Pierre la miró un momento.

—De acuerdo: si usted no le dice a nadie que tenemos el bolígrafo, yo no diré de dónde lo sacamos. ¿Qué le parece?

—¡Gracias! ¡Muchas gracias!

Pierre asintió, y señaló la puerta principal con un dedo tembloroso.

—Y ahora, largo de mi casa.

Tiffany se puso en pie, cogió su maletín y se escabulló por la puerta. Pierre se echó hacia atrás en la silla y miró Molly. Ambos guardaron silencio durante un rato.

—Bien, ¿qué hacemos ahora?

Pierre miró al techo, pensando.

—Bueno, esta conspiración tiene que llegar a los niveles más altos de la compañía, así que tendremos que ver al presidente. ¿Cómo se llama?

Molly cogió el informe anual de Cóndor y pasó las páginas hasta que encontrar la lista de directivos.

—«Craig D. Bullen, MBA (Harvard), Presidente y Consejero Delegado».
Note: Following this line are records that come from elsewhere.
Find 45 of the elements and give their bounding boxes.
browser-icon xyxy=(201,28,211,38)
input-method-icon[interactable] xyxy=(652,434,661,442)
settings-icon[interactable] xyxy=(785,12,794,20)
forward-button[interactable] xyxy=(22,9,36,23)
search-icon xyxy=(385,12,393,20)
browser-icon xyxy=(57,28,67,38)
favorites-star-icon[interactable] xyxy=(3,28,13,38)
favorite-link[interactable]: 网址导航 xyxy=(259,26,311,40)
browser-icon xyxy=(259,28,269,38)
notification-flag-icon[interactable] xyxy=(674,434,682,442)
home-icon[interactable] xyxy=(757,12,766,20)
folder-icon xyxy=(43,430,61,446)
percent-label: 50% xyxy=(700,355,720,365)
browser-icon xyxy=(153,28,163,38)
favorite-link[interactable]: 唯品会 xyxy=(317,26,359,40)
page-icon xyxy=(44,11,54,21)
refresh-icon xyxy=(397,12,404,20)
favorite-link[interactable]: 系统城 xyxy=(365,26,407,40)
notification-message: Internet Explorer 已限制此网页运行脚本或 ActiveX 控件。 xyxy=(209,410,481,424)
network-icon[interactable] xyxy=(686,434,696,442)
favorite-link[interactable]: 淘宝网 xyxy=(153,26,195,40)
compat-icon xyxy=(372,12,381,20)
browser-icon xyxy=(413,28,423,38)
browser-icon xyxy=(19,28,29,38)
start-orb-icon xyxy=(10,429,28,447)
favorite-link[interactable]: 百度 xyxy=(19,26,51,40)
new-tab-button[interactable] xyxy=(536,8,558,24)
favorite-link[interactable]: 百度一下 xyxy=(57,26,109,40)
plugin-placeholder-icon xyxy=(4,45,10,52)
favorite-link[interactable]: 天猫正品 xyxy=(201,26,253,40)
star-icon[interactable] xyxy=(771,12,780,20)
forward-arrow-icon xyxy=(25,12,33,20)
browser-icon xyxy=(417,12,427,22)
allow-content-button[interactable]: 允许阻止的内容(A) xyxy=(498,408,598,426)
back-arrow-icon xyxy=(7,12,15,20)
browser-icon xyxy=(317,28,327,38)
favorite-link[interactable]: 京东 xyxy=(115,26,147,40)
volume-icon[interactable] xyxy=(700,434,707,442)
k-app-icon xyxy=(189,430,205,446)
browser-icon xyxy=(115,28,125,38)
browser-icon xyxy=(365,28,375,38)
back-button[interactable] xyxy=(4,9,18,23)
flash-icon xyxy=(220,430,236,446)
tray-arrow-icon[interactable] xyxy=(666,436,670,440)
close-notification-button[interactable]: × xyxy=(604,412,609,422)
—De acuerdo, entramos para ver a ese Craig Bullen, y…

—¿Cómo hacemos eso?

—Puede que no les importase lo que tenía que decir sobre sus abortos forzosos, pero te aseguro que me prestarán atención como genetista.

—¿Uh?

—Le enviaré otra carta con membrete del Centro Genoma Humano diciendo que hay un descubrimiento… un hallazgo que revolucionará la ciencia actuarial, y que estoy dispuesto a enseñárselo. Demonios, hasta los vendedores como Tiffany saben del Proyecto Genoma Humano; puedes apostar que el presidente de la compañía lo sigue de cerca y saltará a la oportunidad de ponerse por delante de la competencia.

Molly asintió, impresionada.

—¿Pero qué haremos cuando acepte verte?

Pierre sonrió.

—Pondremos a Wonder Woman manos a la obra.